Der wesent­li­che Unter­schied mani­fes­tiert sich in der Fle­xi­bi­li­tät und dem Kon­text­ver­ständ­nis. Wo RPA-Sys­te­me nur vor­de­fi­nier­te Pro­zess­schrit­te abbil­den, kön­nen KI-Agen­ten kom­ple­xe Ent­schei­dungs­pro­zes­se in Echt­zeit ana­ly­sie­ren. Sie inte­grie­ren unstruk­tu­rier­te Daten, inter­pre­tie­ren seman­ti­sche Nuan­cen und gene­rie­ren maß­ge­schnei­der­te Lösungen.

In der Kre­dit­be­ar­bei­tung bedeu­tet dies kon­kret: Statt einer star­ren Risi­ko­be­wer­tung basie­rend auf weni­gen Kenn­zah­len kann ein KI-Sys­tem jetzt kom­ple­xe Zusam­men­hän­ge berück­sich­ti­gen – von Bran­chen­trends bis hin zu indi­vi­du­el­len Unter­neh­mens­pro­fi­len. Die Ana­ly­se wird ganz­heit­li­cher, kon­text­sen­si­ti­ver und präziser.

Neue Hand­lungs- und Beschäftigungsfelder 

Für Ban­ken eröff­net die­se Tech­no­lo­gie völ­lig neue stra­te­gi­sche Hand­lungs­fel­der: von per­so­na­li­sier­ten Finanz­pro­duk­ten über adap­ti­ve Kun­den­be­treu­ung bis hin zu vor­aus­schau­en­der Risi­ko­be­wer­tung. Gene­ra­ti­ve KI trans­for­miert das Ban­king von einem trans­ak­ti­ons­ori­en­tier­ten zu einem intel­li­gen­ten, lern­fä­hi­gen Ökosystem.

Die Tech­no­lo­gie ver­spricht nicht nur Effi­zi­enz­ge­win­ne, son­dern eine fun­da­men­ta­le Neu­aus­rich­tung der Wert­schöp­fung im Finanz­sek­tor. Ent­schei­dend wird sein, wie Ban­ken die­se Tech­no­lo­gie ethisch, kun­den­ori­en­tiert und regu­la­to­risch ver­ant­wor­tungs­voll implementieren.
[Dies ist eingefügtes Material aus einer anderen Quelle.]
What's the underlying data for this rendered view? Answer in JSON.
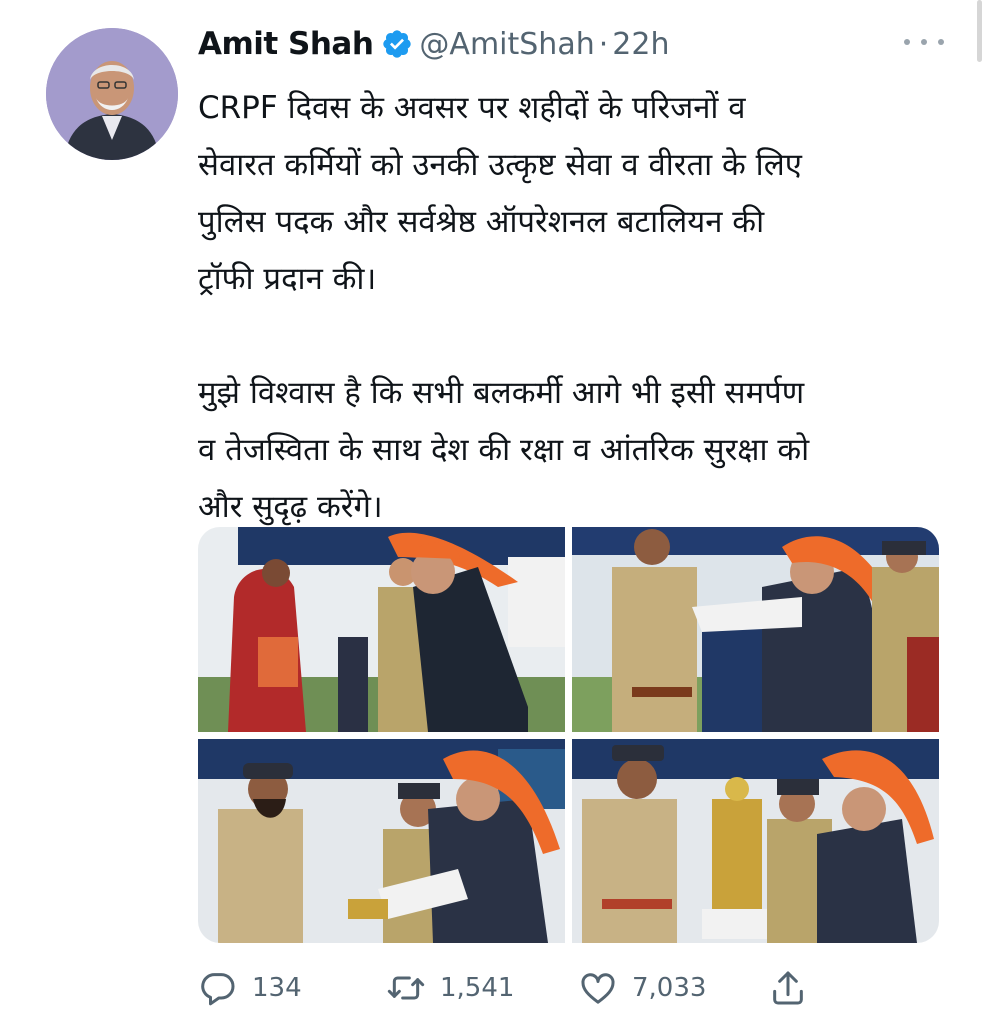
{
  "tweet": {
    "author_name": "Amit Shah",
    "handle": "@AmitShah",
    "separator": "·",
    "time": "22h",
    "text": "CRPF दिवस के अवसर पर शहीदों के परिजनों व\nसेवारत कर्मियों को उनकी उत्कृष्ट सेवा व वीरता के लिए\nपुलिस पदक और सर्वश्रेष्ठ ऑपरेशनल बटालियन की\nट्रॉफी प्रदान की।\n\nमुझे विश्वास है कि सभी बलकर्मी आगे भी इसी समर्पण\nव तेजस्विता के साथ देश की रक्षा व आंतरिक सुरक्षा को\nऔर सुदृढ़ करेंगे।"
  },
  "media": {
    "photos": [
      {
        "description_icon": "photo"
      },
      {
        "description_icon": "photo"
      },
      {
        "description_icon": "photo"
      },
      {
        "description_icon": "photo"
      }
    ]
  },
  "actions": {
    "replies": "134",
    "retweets": "1,541",
    "likes": "7,033"
  },
  "colors": {
    "verified": "#1d9bf0",
    "muted": "#536471",
    "saffron": "#ef6a2a"
  }
}
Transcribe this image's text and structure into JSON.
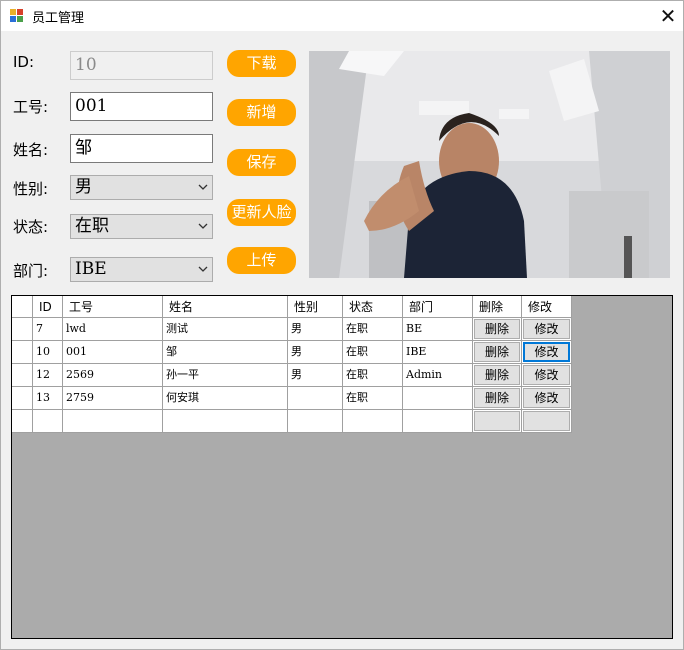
{
  "window": {
    "title": "员工管理",
    "close_glyph": "✕"
  },
  "form": {
    "id_label": "ID:",
    "id_value": "10",
    "empno_label": "工号:",
    "empno_value": "001",
    "name_label": "姓名:",
    "name_value": "邹",
    "gender_label": "性别:",
    "gender_value": "男",
    "status_label": "状态:",
    "status_value": "在职",
    "dept_label": "部门:",
    "dept_value": "IBE"
  },
  "buttons": {
    "download": "下载",
    "add": "新增",
    "save": "保存",
    "update_face": "更新人脸",
    "upload": "上传"
  },
  "colors": {
    "accent": "#ffa500",
    "grid_background": "#ababab",
    "focus": "#0078d7"
  },
  "camera": {
    "icon": "camera-preview-photo"
  },
  "grid": {
    "headers": [
      "ID",
      "工号",
      "姓名",
      "性别",
      "状态",
      "部门",
      "删除",
      "修改"
    ],
    "rows": [
      {
        "id": "7",
        "empno": "lwd",
        "name": "测试",
        "gender": "男",
        "status": "在职",
        "dept": "BE",
        "delete": "删除",
        "edit": "修改"
      },
      {
        "id": "10",
        "empno": "001",
        "name": "邹",
        "gender": "男",
        "status": "在职",
        "dept": "IBE",
        "delete": "删除",
        "edit": "修改"
      },
      {
        "id": "12",
        "empno": "2569",
        "name": "孙一平",
        "gender": "男",
        "status": "在职",
        "dept": "Admin",
        "delete": "删除",
        "edit": "修改"
      },
      {
        "id": "13",
        "empno": "2759",
        "name": "何安琪",
        "gender": "",
        "status": "在职",
        "dept": "",
        "delete": "删除",
        "edit": "修改"
      }
    ]
  }
}
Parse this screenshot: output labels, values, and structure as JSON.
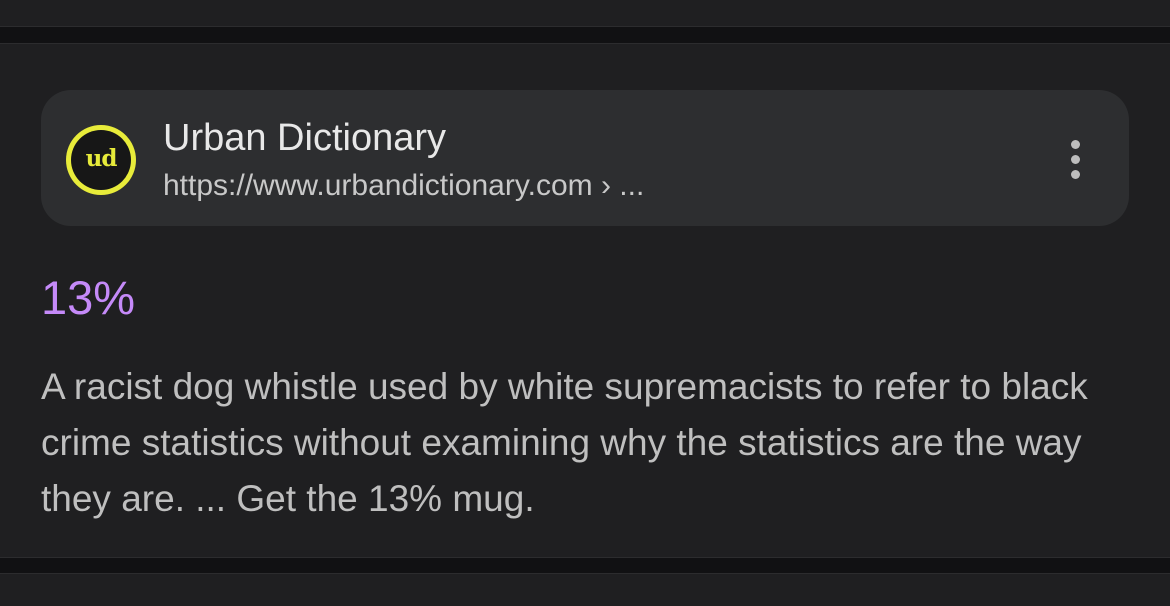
{
  "result": {
    "source": {
      "favicon_text": "ud",
      "favicon_icon": "urban-dictionary-logo",
      "site_name": "Urban Dictionary",
      "url": "https://www.urbandictionary.com › ...",
      "more_icon": "three-dot-vertical-icon"
    },
    "title": "13%",
    "snippet": "A racist dog whistle used by white supremacists to refer to black crime statistics without examining why the statistics are the way they are. ... Get the 13% mug."
  },
  "colors": {
    "background": "#111113",
    "card": "#1f1f21",
    "chip": "#2d2e30",
    "title_link": "#c58af9",
    "favicon_ring": "#e8ec3a"
  }
}
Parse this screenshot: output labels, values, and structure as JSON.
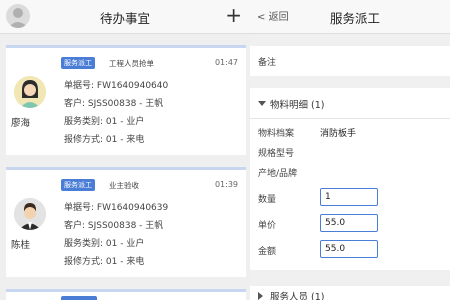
{
  "left": {
    "title": "待办事宜",
    "add_glyph": "+",
    "cards": [
      {
        "name": "廖海",
        "badge": "服务派工",
        "type": "工程人员抢单",
        "time": "01:47",
        "order": "单据号: FW1640940640",
        "customer": "客户: SJSS00838 - 王帆",
        "category": "服务类别: 01 - 业户",
        "report": "报修方式: 01 - 来电"
      },
      {
        "name": "陈桂",
        "badge": "服务派工",
        "type": "业主验收",
        "time": "01:39",
        "order": "单据号: FW1640940639",
        "customer": "客户: SJSS00838 - 王帆",
        "category": "服务类别: 01 - 业户",
        "report": "报修方式: 01 - 来电"
      }
    ]
  },
  "right": {
    "back": "返回",
    "title": "服务派工",
    "remark_label": "备注",
    "material_section": "物料明细 (1)",
    "fields": {
      "archive_label": "物料档案",
      "archive_value": "消防板手",
      "spec_label": "规格型号",
      "origin_label": "产地/品牌",
      "qty_label": "数量",
      "qty_value": "1",
      "price_label": "单价",
      "price_value": "55.0",
      "amount_label": "金额",
      "amount_value": "55.0"
    },
    "staff_section": "服务人员 (1)"
  },
  "colors": {
    "accent": "#4a7ed6",
    "card_top": "#c9d6f0"
  },
  "icons": [
    "user-avatar-icon",
    "plus-icon",
    "back-chevron-icon",
    "collapse-triangle-icon",
    "expand-triangle-icon"
  ]
}
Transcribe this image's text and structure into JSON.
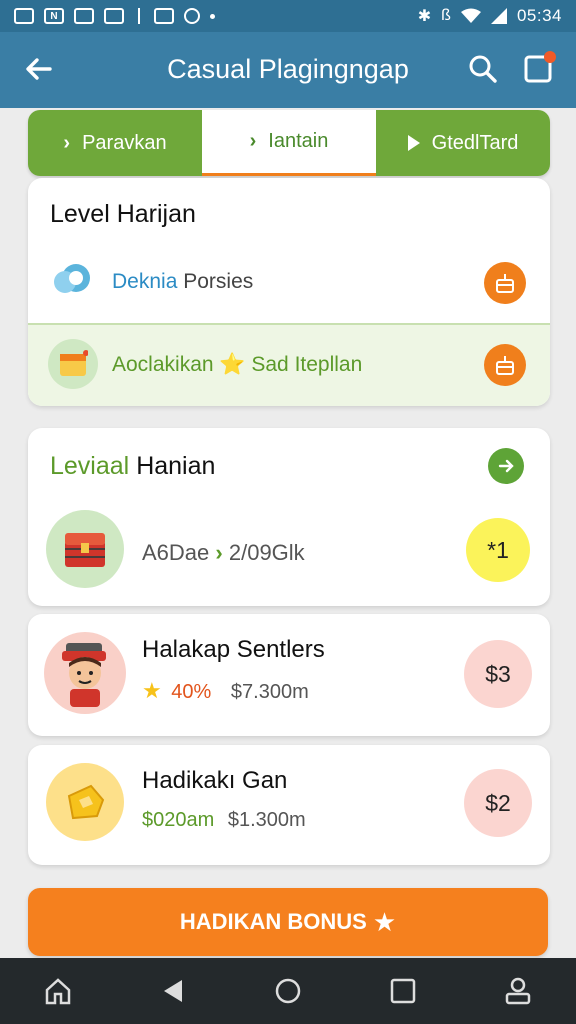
{
  "status_bar": {
    "time": "05:34",
    "icons": [
      "image-icon",
      "n-icon",
      "photo-icon",
      "chart-icon",
      "security-icon",
      "record-icon",
      "bluetooth-icon",
      "vibrate-icon",
      "wifi-icon",
      "signal-icon"
    ]
  },
  "app_bar": {
    "title": "Casual Plagingngap",
    "icons": [
      "back-arrow-icon",
      "search-icon",
      "notification-icon"
    ]
  },
  "tabs": [
    {
      "label": "Paravkan",
      "icon": "chevron-right-icon",
      "active": false
    },
    {
      "label": "Iantain",
      "icon": "chevron-right-icon",
      "active": true
    },
    {
      "label": "GtedlTard",
      "icon": "play-icon",
      "active": false
    }
  ],
  "card1": {
    "heading": "Level Harijan",
    "rows": [
      {
        "label": "Deknia Porsies",
        "label_part1": "Deknia",
        "label_part2": "Porsies",
        "icon": "chat-bubble-icon",
        "action_icon": "gift-box-icon"
      },
      {
        "label": "Aoclakikan ⭐ Sad Itepllan",
        "icon": "calendar-icon",
        "action_icon": "gift-box-icon"
      }
    ]
  },
  "card2": {
    "heading_part1": "Leviaal",
    "heading_part2": "Hanian",
    "item": {
      "text1": "A6Dae",
      "text2": "›",
      "text3": "2/09Glk",
      "badge": "*1",
      "icon": "treasure-chest-icon"
    }
  },
  "card3": {
    "title": "Halakap Sentlers",
    "percent": "40%",
    "amount": "$7.300m",
    "badge": "$3",
    "icon": "character-avatar-icon"
  },
  "card4": {
    "title": "Hadikakı Gan",
    "amount_green": "$020am",
    "amount": "$1.300m",
    "badge": "$2",
    "icon": "gold-coin-icon"
  },
  "bonus_button": {
    "label": "HADIKAN BONUS",
    "icon": "star-icon"
  },
  "nav_bar": {
    "icons": [
      "home-icon",
      "back-icon",
      "circle-home-icon",
      "recents-icon",
      "profile-icon"
    ]
  },
  "colors": {
    "app_bar": "#3a7ea5",
    "green": "#6fa83a",
    "orange": "#f07f1c",
    "yellow_badge": "#fbf35a",
    "pink_badge": "#fbd5d0"
  }
}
Die digi­ta­le Trans­for­ma­ti­on im Bank­we­sen gene­riert nicht nur Dis­rup­ti­on, son­dern eröff­net gleich­zei­tig völ­lig neue Beschäf­ti­gungs­fel­der. Wäh­rend tra­di­tio­nel­le Rou­ti­ne­tä­tig­kei­ten ver­schwin­den, ent­ste­hen hoch­kom­ple­xe Auf­ga­ben­be­rei­che, die eine fun­da­men­ta­le Kom­pe­tenz­ver­schie­bung erfordern.

Im Zen­trum ste­hen neue Tätig­keits­pro­fi­le: KI-Sys­tem­de­sign und ‑Über­wa­chung wer­den zu Schlüs­sel­funk­tio­nen. Exper­ten müs­sen künst­li­che Intel­li­genz nicht nur ent­wi­ckeln, son­dern auch ethisch und stra­te­gisch reflek­tie­ren. Die Dis­zi­plin der KI-Gover­nan­ce gewinnt dra­ma­tisch an Bedeu­tung – es geht um mehr als tech­ni­sche Imple­men­tie­rung, son­dern um die gesell­schaft­li­che Ver­ant­wor­tung algo­rith­mi­scher Entscheidungssysteme.

Gleich­zei­tig ver­schie­ben sich Kom­pe­tenz­an­for­de­run­gen fun­da­men­tal. Von Mit­ar­bei­tern wird nicht mehr pri­mär Regel­kon­for­mi­tät erwar­tet, son­dern stra­te­gi­sches Den­ken, emo­tio­na­le Intel­li­genz und inter­dis­zi­pli­nä­res Arbei­ten. Kri­ti­sches Den­ken wird zum Dif­fe­ren­zie­rungs­merk­mal: Die Fähig­keit, KI-Sys­te­me zu hin­ter­fra­gen, zu inter­pre­tie­ren und kon­tex­tu­ell zu bewer­ten, wird zentral.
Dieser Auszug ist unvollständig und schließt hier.